Remix.run Logo
rocqua 5 hours ago

When you put an LLM in reasoning mode, it will approximately have a conversation with itself. This mimics an inner monologue.

That conversation is held in text, not in any internal representation. That text is called the reasoning trace. You can then analyse that trace.

bandrami 5 hours ago | parent [-]

Unless things have changed drastically in the last 4 months (the last time I looked at it) those traces are not stored but reconstructed when asked. Which is still the same problem.

ehsanu1 5 hours ago | parent | next [-]

They aren't necessarily "stored" but they are part of the response content. They are referred to as reasoning or thinking blocks. The big 3 model makers all have this in their APIs, typically in an encrypted form.

Reconstruction of reasoning from scratch can happen in some legacy APIs like the OpenAI chat completions API, which doesn't support passing reasoning blocks around. They specifically recommend folks to use their newer esponses API to improve both accuracy and latency (reusing existing reasoning).
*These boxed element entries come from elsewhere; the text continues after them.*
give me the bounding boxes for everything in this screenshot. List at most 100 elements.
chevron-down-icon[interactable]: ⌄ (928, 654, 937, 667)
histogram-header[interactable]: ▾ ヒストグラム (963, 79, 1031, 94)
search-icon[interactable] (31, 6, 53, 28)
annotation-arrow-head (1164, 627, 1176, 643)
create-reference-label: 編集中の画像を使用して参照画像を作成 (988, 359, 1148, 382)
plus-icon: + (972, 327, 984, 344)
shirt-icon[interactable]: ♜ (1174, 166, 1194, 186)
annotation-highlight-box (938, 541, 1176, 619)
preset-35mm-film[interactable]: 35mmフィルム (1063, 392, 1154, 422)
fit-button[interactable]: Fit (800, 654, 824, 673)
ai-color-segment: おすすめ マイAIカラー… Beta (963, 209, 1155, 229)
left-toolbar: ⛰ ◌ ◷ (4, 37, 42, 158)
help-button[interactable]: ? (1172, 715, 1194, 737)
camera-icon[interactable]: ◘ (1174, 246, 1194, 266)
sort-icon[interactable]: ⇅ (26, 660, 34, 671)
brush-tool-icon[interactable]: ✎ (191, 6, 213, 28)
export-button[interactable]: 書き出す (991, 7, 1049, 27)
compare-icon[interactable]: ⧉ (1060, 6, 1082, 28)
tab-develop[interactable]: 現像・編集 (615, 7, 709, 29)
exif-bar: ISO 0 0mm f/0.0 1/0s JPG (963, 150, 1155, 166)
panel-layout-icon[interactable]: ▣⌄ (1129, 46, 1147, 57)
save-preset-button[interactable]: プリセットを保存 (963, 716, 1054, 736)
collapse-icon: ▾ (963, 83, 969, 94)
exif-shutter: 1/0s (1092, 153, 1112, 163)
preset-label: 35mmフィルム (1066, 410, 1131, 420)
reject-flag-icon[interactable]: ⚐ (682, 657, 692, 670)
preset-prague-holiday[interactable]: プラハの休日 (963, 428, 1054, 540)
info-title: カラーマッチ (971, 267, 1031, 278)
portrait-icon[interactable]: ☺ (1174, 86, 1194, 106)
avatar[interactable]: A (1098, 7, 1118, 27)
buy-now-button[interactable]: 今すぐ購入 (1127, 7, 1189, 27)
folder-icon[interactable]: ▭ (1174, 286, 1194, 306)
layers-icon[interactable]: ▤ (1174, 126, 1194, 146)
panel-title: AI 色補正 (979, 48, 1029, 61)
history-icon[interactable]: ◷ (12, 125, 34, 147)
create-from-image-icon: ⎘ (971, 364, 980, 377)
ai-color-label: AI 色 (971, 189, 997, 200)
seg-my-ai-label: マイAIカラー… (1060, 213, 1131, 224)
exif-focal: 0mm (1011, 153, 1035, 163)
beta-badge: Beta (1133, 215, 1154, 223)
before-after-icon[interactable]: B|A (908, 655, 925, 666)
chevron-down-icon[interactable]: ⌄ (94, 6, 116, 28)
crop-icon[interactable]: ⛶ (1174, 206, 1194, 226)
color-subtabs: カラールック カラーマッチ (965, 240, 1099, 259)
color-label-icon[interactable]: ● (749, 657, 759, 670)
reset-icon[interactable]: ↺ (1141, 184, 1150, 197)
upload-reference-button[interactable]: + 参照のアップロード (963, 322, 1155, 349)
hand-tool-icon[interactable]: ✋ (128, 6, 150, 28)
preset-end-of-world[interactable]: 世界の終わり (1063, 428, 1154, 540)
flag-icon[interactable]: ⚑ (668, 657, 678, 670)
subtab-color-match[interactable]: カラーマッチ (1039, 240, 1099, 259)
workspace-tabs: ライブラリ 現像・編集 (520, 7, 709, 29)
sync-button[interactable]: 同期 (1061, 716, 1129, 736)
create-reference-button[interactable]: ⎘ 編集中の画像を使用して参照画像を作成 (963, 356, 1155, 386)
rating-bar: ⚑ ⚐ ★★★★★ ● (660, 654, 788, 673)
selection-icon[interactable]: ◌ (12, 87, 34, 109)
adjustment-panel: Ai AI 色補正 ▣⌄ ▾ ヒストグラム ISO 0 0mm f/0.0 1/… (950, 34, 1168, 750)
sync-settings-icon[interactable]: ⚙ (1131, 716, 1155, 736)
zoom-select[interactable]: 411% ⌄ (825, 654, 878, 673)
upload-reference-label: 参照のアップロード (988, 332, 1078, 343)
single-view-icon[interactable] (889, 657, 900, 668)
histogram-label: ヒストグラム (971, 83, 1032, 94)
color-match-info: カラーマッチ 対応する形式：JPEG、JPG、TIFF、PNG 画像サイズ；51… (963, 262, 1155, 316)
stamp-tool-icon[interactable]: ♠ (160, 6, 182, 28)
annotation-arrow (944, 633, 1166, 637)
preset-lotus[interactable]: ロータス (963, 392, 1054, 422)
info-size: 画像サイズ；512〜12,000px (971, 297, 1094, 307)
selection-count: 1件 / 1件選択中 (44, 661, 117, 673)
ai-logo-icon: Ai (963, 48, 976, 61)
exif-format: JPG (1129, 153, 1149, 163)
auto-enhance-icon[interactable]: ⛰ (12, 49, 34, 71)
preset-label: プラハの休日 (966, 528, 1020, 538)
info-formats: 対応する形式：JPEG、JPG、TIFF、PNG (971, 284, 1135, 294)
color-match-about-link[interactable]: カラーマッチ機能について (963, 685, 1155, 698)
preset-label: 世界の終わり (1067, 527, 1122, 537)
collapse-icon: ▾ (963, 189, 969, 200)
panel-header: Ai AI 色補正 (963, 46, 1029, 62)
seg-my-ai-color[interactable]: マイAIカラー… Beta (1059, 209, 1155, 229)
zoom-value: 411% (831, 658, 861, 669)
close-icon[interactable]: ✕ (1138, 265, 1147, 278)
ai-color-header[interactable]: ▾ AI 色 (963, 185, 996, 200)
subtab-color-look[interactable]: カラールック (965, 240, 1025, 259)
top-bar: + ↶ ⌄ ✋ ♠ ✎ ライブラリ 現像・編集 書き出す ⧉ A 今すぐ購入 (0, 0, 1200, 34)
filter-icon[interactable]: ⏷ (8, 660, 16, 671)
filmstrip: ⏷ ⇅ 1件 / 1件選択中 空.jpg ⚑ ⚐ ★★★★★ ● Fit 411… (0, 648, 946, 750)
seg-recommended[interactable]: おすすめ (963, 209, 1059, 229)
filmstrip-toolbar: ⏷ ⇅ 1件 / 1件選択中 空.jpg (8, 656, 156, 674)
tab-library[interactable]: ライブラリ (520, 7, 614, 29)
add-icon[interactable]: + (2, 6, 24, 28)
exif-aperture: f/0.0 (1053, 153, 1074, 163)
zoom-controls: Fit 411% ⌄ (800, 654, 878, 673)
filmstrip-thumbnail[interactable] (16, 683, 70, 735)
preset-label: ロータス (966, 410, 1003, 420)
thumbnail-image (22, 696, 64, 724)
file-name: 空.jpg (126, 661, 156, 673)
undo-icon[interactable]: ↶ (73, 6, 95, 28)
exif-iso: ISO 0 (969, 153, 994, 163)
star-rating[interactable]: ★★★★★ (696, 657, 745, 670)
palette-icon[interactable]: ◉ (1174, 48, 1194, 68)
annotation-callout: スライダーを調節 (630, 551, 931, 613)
tibbar 5 hours ago | parent | prev [-]

For a typical coding agent, there are intermediate tool call outputs and LLM commentary produced while it works on a task and passed to the LLM as context for follow up requests. (Hence the term agent: it is an LLM call in a loop.) You can easily see this with e.g. Claude Code, as it keeps track of how much space is left in the context and requires "context compaction" after the context gradually fills up over the course of a session.

In this regard, the reasoning trace of an agent is trivially accessible to clients, unlike the reasoning trace of an individual LLM API call; it's a higher level of abstraction. Indeed, I implemented an agent just the other day which took advantage of this. The OP that you originally replied to was discussing an agentic coding process, not an individual LLM API call.

bandrami 3 hours ago | parent [-]

Well, right, I see those reasoning stages in reasoning models with Ollama and if you ask it what its reasoning was after the fact what it says is different than what it said at the time.